Reports

UK Investor Sentiment Continues To Brighten - Lloyds Private Bank

Robbie Lawther Reporter London 18 January 2018

UK Investor Sentiment Continues To Brighten - Lloyds Private Bank

Lloyds Private Bank has released the investor sentiment index for January 2018, which shows UK sentiment has risen for fourth month in a row, and UK assets are on the up as well.

UK investor sentiment increased for the fourth month in a row in January, up by 2.5 per cent since December last year, according to the latest investor sentiment index (ISI) from Lloyds Private Bank

Overall sentiment now sits at 9.0 per cent, marking an increase of 3.3 per cent compared to this time last year.

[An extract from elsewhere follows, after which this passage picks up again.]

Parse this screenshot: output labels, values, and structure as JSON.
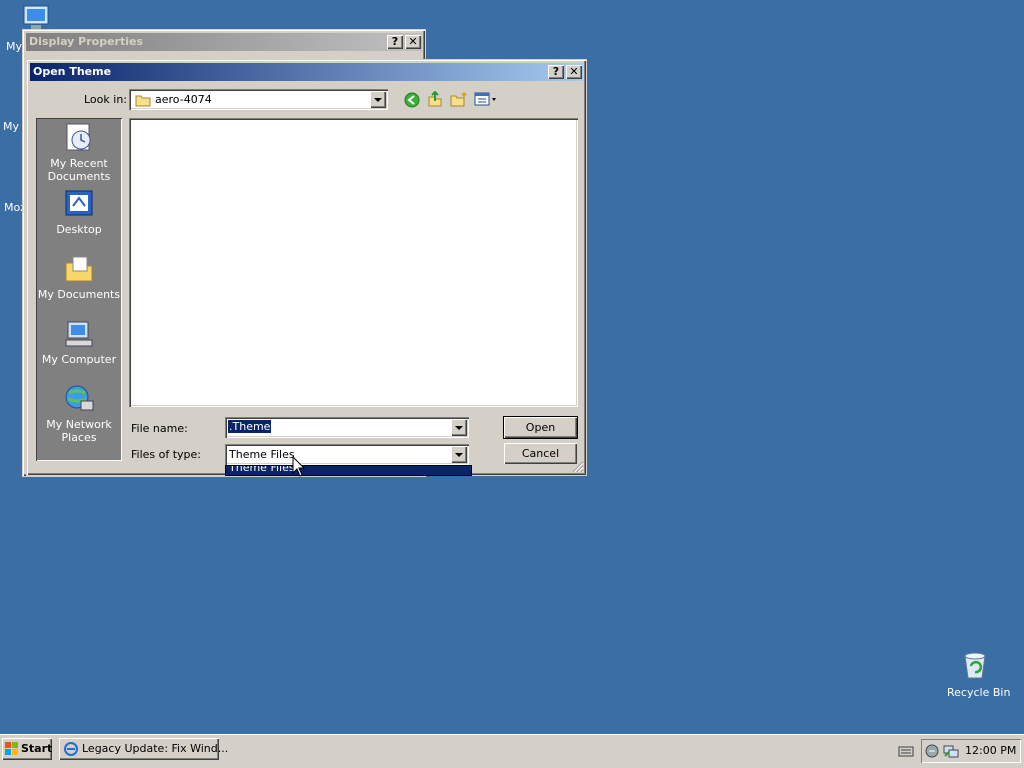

After a topsy-turvy year in 2017 which saw the sentiment tracker rising and dipping amidst an uncertain geopolitical climate, January 2018’s sentiment score hits it’s highest since May 2017 (6.7 per cent).

UK assets bounce back
Confidence in UK shares has seen the largest improvement in January, rising by 8.5 per cent to 12.3 per cent - a high not seen since last summer (13.5 per cent in June 2017). They are closely followed in second place by US equities which jumped 6.3 per cent since last month.

There is more good news for domestic assets with investor confidence in UK government bonds and UK corporate bonds both increasing by 2.9 per cent. This is encouraging for UK government bonds which crossed back into positive sentiment (0.4 per cent), signalling a good turnaround from the last 10 months. Scores during this time for the asset class were uniquely negative, dipping as low as -9.8 per cent in July 2017.

International equities
Investors have warmed more to international shares. January sees improvements across the board with increases for eurozone shares (2.2 per cent), US shares (6.3 per cent), Japanese shares (3.0 per cent) and emerging market shares (4.4 per cent).

With regards to asset class performance, the 12 month time period shows emerging market equities as the standout performer (34.3 per cent compared to January 2017), followed by US shares (19.4 per cent) and Japanese shares (18.1 per cent). 

Through month-on-month comparisons, UK shares had the biggest improvement (4.7 per cent vs. December 2017). Emerging market shares increased 3.4 per cent for the month, followed by Japanese equities at 1.2 per cent.

“There are two interesting angles playing out in this month’s findings,” said Markus Stadlmann, chief investment officer at Lloyds Private Bank. “The first is the month-on-month score surge which takes overall sentiment in January above anything we saw in 2017.The second angle comes from the differences we see when comparing sentiment, performance and valuation. Although UK and US shares both scored highest this month for sentiment, we see contrasting valuation scores between the two. In our view, despite some good growth signals emerging from the US where tax cuts should further support corporate growth in 2018, we currently think US equities are expensive. Conversely, we see UK equities – and also emerging market equities – as being cheap.”

Stadlmann added: “A final thought: Despite a mid-ranking performance score this month, Japanese equities are our ‘one to watch’ in 2018. The Japanese economy is in rude health, with less support now required of the central bank. Tellingly, the profit margins of Japanese corporates as a percentage of revenues are currently higher than their previous peak in the 1980s."